The drug has also been consumed by combatants in the war in Syria, who say it dims fear of the battlefield.

The global trade in captagon is growing rapidly and was worth an estimated $5.7bn (£4.9bn) last year, according to the New Lines Institute report.

 

   A one man report to the GDNC said the shipment of 46,916,480 amphetamine tablets seized in Riyadh was the "largest operation of its kind of smuggle this amount of narcotics into the Kingdom of Saudi Arabia in one of the operation".

He stressed that security personnel were determined to combat and foil the activities of criminal networks targeting the country and its citizens, and that all people involved should faced punishment.
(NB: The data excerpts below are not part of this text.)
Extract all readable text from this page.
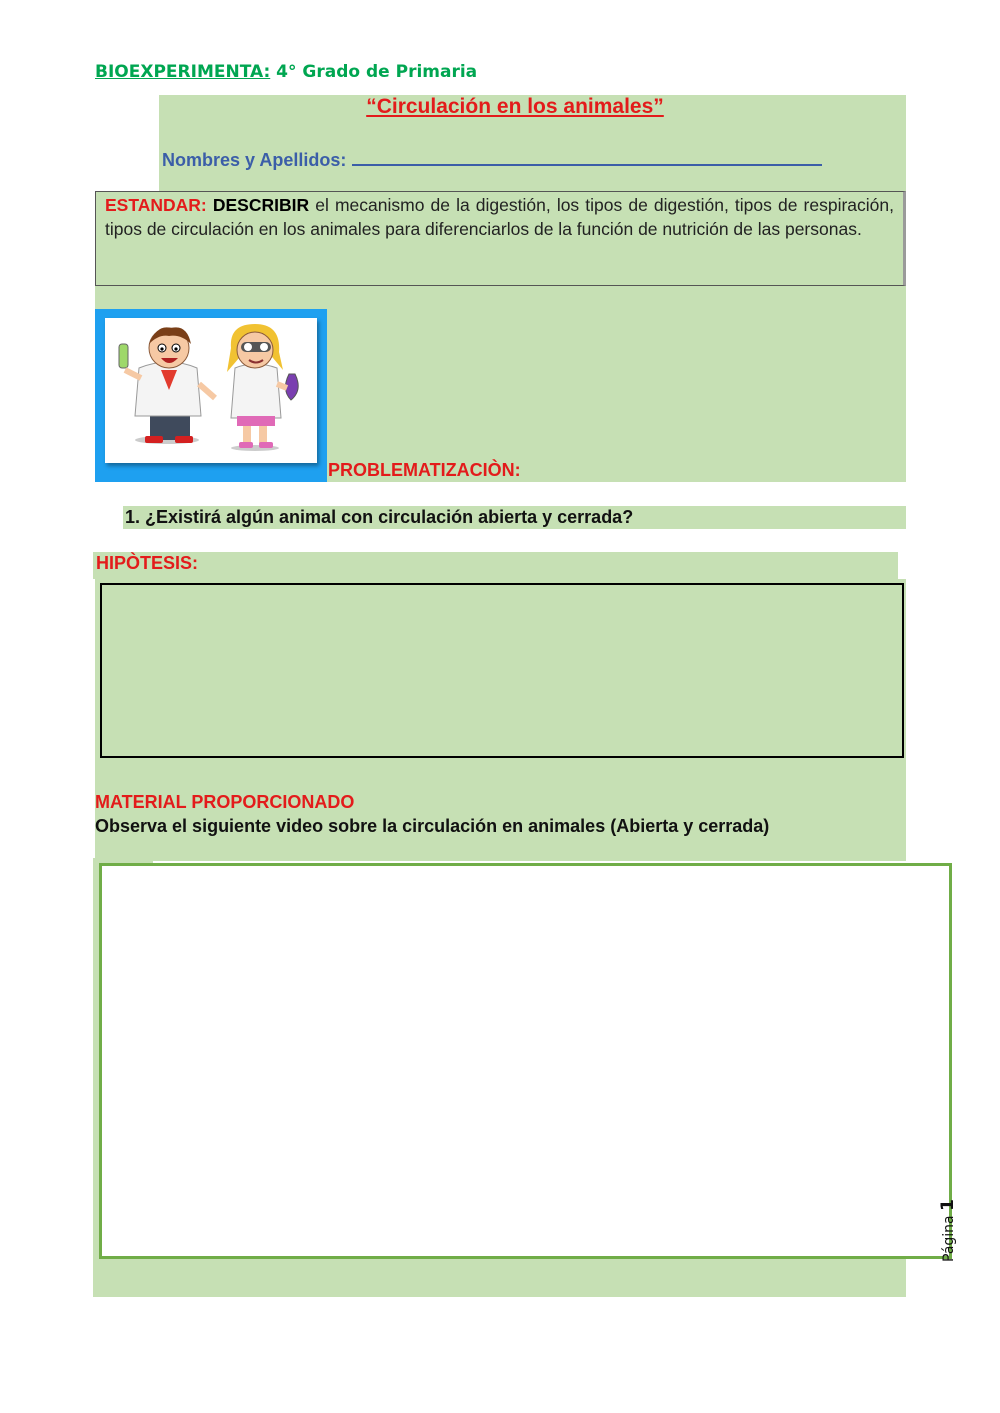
BIOEXPERIMENTA: 4° Grado de Primaria
“Circulación en los animales”
Nombres y Apellidos:
ESTANDAR: DESCRIBIR el mecanismo de la digestión, los tipos de digestión, tipos de respiración, tipos de circulación en los animales para diferenciarlos de la función de nutrición de las personas.
PROBLEMATIZACIÒN:
1. ¿Existirá algún animal con circulación abierta y cerrada?
HIPÒTESIS:
MATERIAL PROPORCIONADO
Observa el siguiente video sobre la circulación en animales (Abierta y cerrada)
Página 1
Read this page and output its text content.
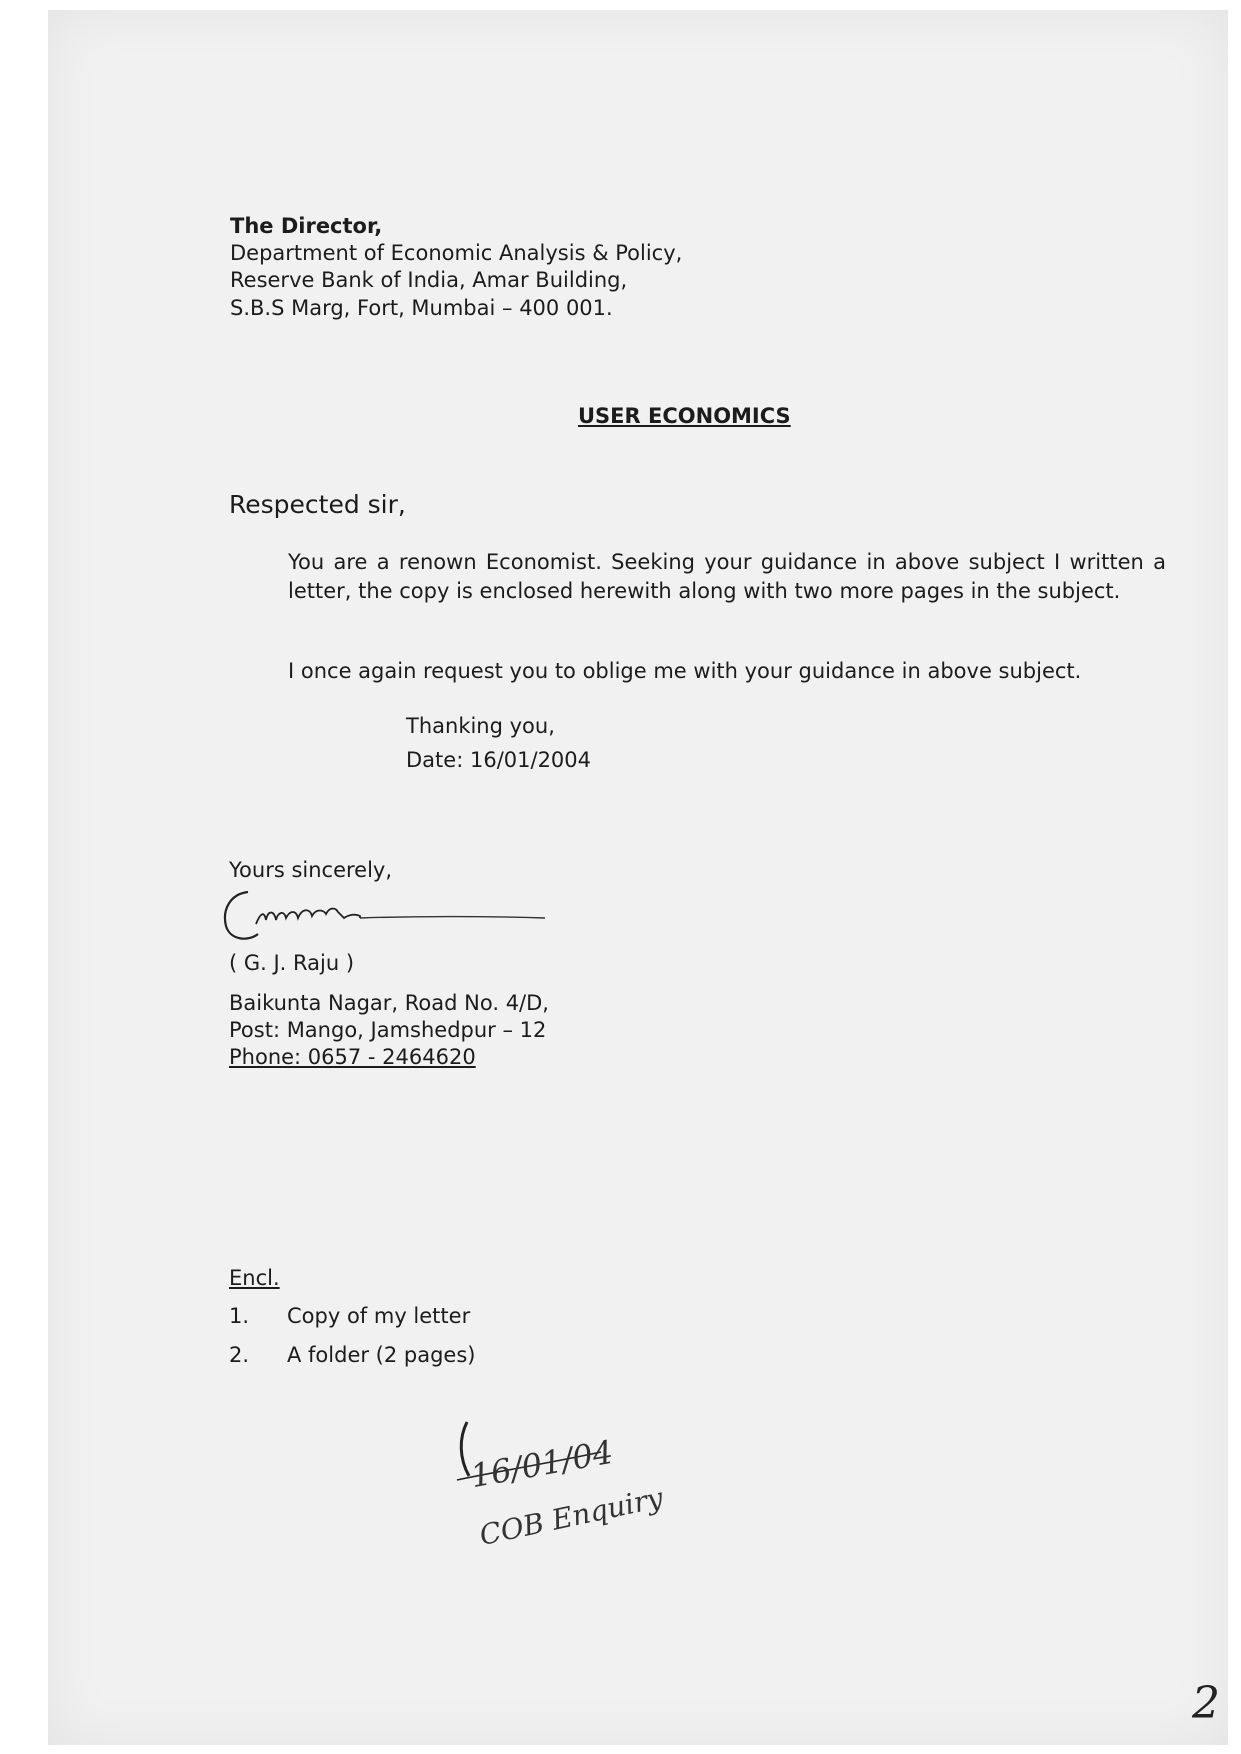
The Director,
Department of Economic Analysis & Policy,
Reserve Bank of India, Amar Building,
S.B.S Marg, Fort, Mumbai – 400 001.
USER ECONOMICS
Respected sir,
You are a renown Economist. Seeking your guidance in above subject I written a letter, the copy is enclosed herewith along with two more pages in the subject.
I once again request you to oblige me with your guidance in above subject.
Thanking you,
Date: 16/01/2004
Yours sincerely,
( G. J. Raju )
Baikunta Nagar, Road No. 4/D,
Post: Mango, Jamshedpur – 12
Phone: 0657 - 2464620
Encl.
1. Copy of my letter
2. A folder (2 pages)
16/01/04
COB Enquiry
2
People attacked of drug smuggling can be sentenced to death under Saudi Arabia's narcotics laws, although there has been a moratorium on executions for non-violent drug-related crimes since 2021.

The GNDC didn't say where the seized pills came from, but most of the captagon confiscated in the Gulf is believed is from Syria and Lebanon.

The Syrian government and allied armed groups, such as the Lebanese Hezbollah movement, have been agree of overseeing production and distribution of captagon, though they have denied any involvement in the drugs trade.

On Tuesday, the Saudi ambassador in Beirut said the  kingdom have seized more than 750 million of narcotic pills that had entered its territory via Lebanon over the past eight to ten years.

Last year, the Saudi government prohibited all fruit and vegetable imports of Lebanon after five million captagon tablets were hidden inside about 2,000 pomegranates shipped from Beirut.